In psychoanalytic film theories, often based on the studies of Jacques Lacan, the screen serves as a mirror, through which spectators identify themselves with the protagonists on the screen. The identification with the characters is often considered as the secondary identification, while the primary one is the unconscious identification with the camera. Next to this, the recent scientific studies discovered that we feel with our bodies everything what we see, prior to reflecting on it. This is possible due to the mirror neurons activated in our brains while watching an action and therefore mirroring it within own body: the neurons send signals to the muscles, making the difference between seeing and doing diffuse.
Considering the abovementioned cognitive and neurological ‘mirror’ notions, I aimed at establishing an audiovisual environment, in which I could study the ‘imperative relationships’ between the body on screen and that of the spectator. In which way does the gaze – a socially determined gaze – informs one’s perception? Which type of perception is more dominant: corporeal or cerebral? How is a filmmaker engaged into construction of a gaze?
The thematic focal point of this research is the notion of body as political metaphor, placed into extreme corporeal conditions (illness, death, suffering), as a way of explicit bodily non-narrative conveyance. In order to investigate the research questions raised above, I used the following methodological and technical aspects of filmmaking: haptic visuality, sensorial audio, disjunctive montage, multiple screens, essay forms.
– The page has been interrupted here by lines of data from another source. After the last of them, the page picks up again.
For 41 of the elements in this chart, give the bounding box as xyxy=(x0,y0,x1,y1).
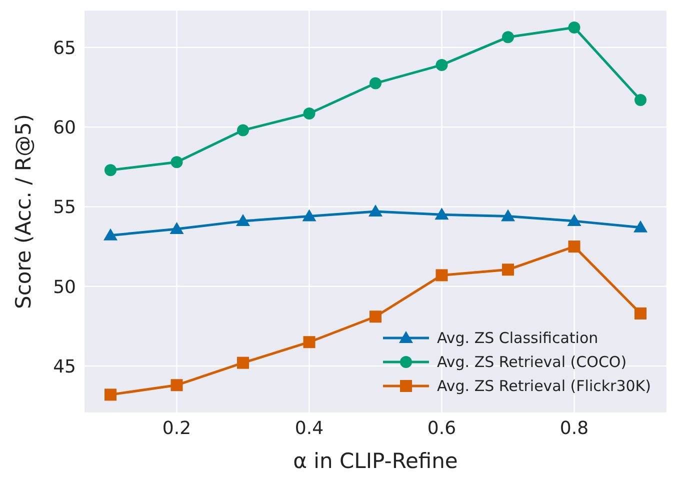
x-tick-label: 0.2 xyxy=(162,418,192,439)
point xyxy=(502,31,514,44)
point xyxy=(568,22,580,34)
y-tick-label: 65 xyxy=(53,38,76,59)
point xyxy=(303,336,316,348)
point xyxy=(237,124,249,136)
point xyxy=(303,108,316,120)
y-tick-label: 55 xyxy=(53,197,76,218)
point xyxy=(436,58,448,71)
point xyxy=(568,240,580,253)
point xyxy=(236,214,250,226)
x-tick-label: 0.4 xyxy=(294,418,324,439)
point xyxy=(170,379,183,392)
y-tick-label: 45 xyxy=(53,356,76,378)
x-tick-label: 0.8 xyxy=(560,418,589,439)
point xyxy=(104,228,118,240)
point xyxy=(237,356,249,369)
point xyxy=(302,209,316,222)
point xyxy=(634,220,648,232)
point xyxy=(370,77,382,90)
point xyxy=(634,94,646,106)
point xyxy=(104,164,116,176)
point xyxy=(104,388,116,401)
y-tick-label: 60 xyxy=(53,117,76,138)
point xyxy=(370,310,382,323)
point xyxy=(434,208,449,220)
x-axis-title: α in CLIP-Refine xyxy=(293,449,458,473)
point xyxy=(170,222,184,234)
point xyxy=(501,209,515,222)
point xyxy=(436,269,448,282)
point xyxy=(502,264,514,276)
legend-label: Avg. ZS Retrieval (COCO) xyxy=(437,353,627,371)
point xyxy=(567,214,582,226)
point xyxy=(368,204,382,216)
point xyxy=(634,307,646,320)
y-axis-title: Score (Acc. / R@5) xyxy=(11,114,36,310)
legend-label: Avg. ZS Classification xyxy=(437,329,598,347)
x-tick-label: 0.6 xyxy=(427,418,456,439)
point xyxy=(170,156,183,168)
legend-label: Avg. ZS Retrieval (Flickr30K) xyxy=(437,377,651,395)
y-tick-label: 50 xyxy=(53,276,76,298)
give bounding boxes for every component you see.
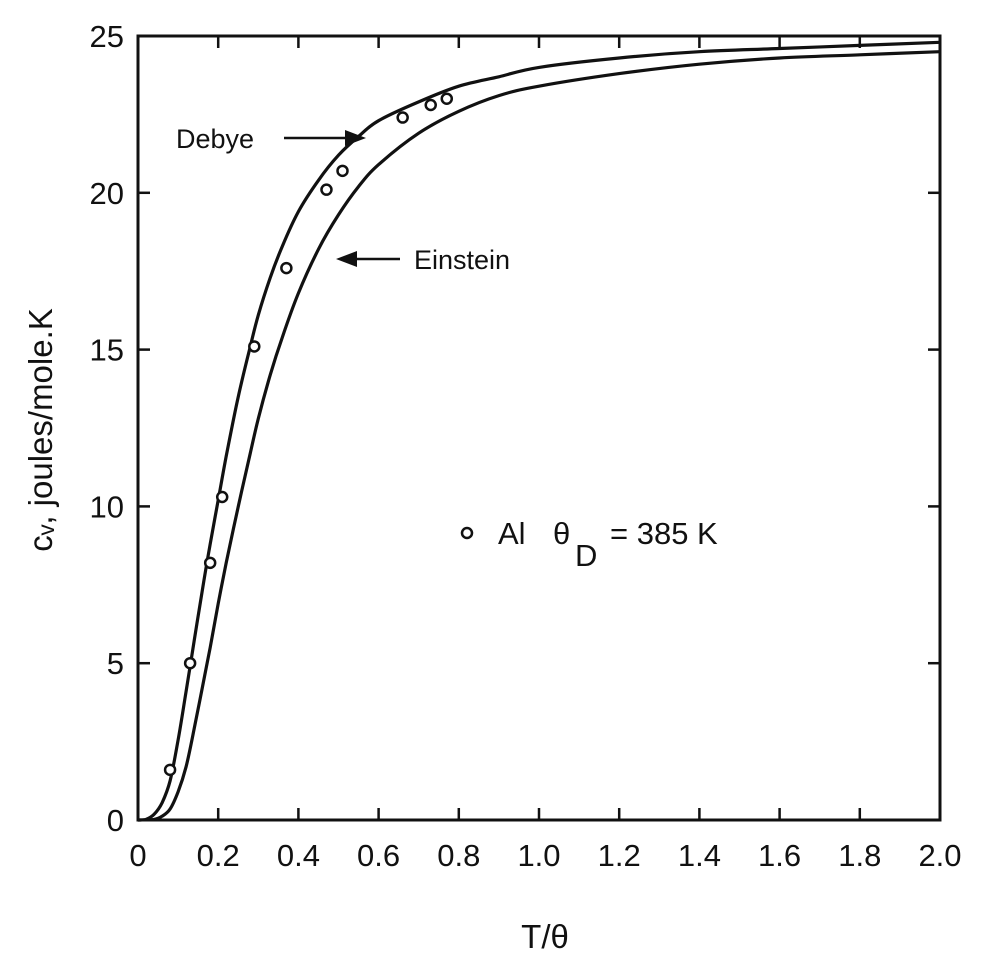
- x-tick-label: 0.6: [357, 838, 400, 873]
- data-point-al: [396, 111, 409, 124]
- y-tick-label: 10: [90, 489, 124, 524]
- data-point-al: [424, 98, 437, 112]
- x-tick-label: 1.4: [678, 838, 721, 873]
- annotation-einstein-label: Einstein: [414, 245, 510, 275]
- legend-theta-subscript: D: [575, 538, 597, 573]
- data-points: [163, 92, 454, 777]
- legend-theta-value: = 385 K: [610, 516, 718, 551]
- y-tick-label: 5: [107, 646, 124, 681]
- y-tick-label: 20: [90, 176, 124, 211]
- annotation-debye-label: Debye: [176, 124, 254, 154]
- data-point-al: [215, 490, 229, 504]
- x-tick-label: 1.8: [838, 838, 881, 873]
- data-point-al: [163, 763, 177, 777]
- data-point-al: [203, 556, 217, 570]
- x-tick-label: 2.0: [918, 838, 961, 873]
- data-point-al: [440, 92, 454, 105]
- x-tick-label: 0.4: [277, 838, 320, 873]
- legend-theta: θ: [553, 516, 570, 551]
- y-tick-label: 0: [107, 803, 124, 838]
- annotation-debye-arrowhead: [345, 130, 366, 146]
- x-tick-label: 1.2: [598, 838, 641, 873]
- x-axis-label: T/θ: [521, 918, 569, 955]
- series-line-debye: [137, 40, 941, 822]
- legend-series-name: Al: [498, 516, 526, 551]
- plot-frame: [136, 34, 942, 822]
- x-axis-ticks: 0 0.2 0.4 0.6 0.8 1.0 1.2 1.4 1.6 1.8 2.0: [129, 36, 962, 873]
- y-axis-label: cᵥ, joules/mole.K: [22, 308, 59, 552]
- y-tick-label: 15: [90, 333, 124, 368]
- data-point-al: [320, 183, 333, 196]
- x-tick-label: 1.6: [758, 838, 801, 873]
- x-tick-label: 1.0: [517, 838, 560, 873]
- series-line-einstein: [137, 50, 941, 822]
- y-tick-label: 25: [90, 19, 124, 54]
- x-tick-label: 0.2: [197, 838, 240, 873]
- annotation-debye: Debye: [176, 124, 366, 154]
- y-axis-ticks: 0 5 10 15 20 25: [90, 19, 940, 838]
- data-point-al: [336, 164, 349, 178]
- data-point-al: [183, 656, 197, 670]
- annotation-einstein: Einstein: [336, 245, 510, 275]
- series-lines: [137, 40, 941, 822]
- data-point-al: [280, 261, 293, 275]
- legend: Al θ D = 385 K: [460, 516, 718, 573]
- x-tick-label: 0.8: [437, 838, 480, 873]
- data-point-al: [248, 340, 261, 353]
- legend-marker: [460, 526, 474, 540]
- annotation-einstein-arrowhead: [336, 251, 357, 267]
- x-tick-label: 0: [129, 838, 146, 873]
The general methodology of this research comprised ongoing series of various audiovisual experiments, such as video works and installations, two core projects – a documentary feature film and a fiction film installation for three screens. A written discursive part finalizes this research in which I mirrored the style and content of the artistic part by means of writing various essays in a collage-montage form, reflecting on the research questions.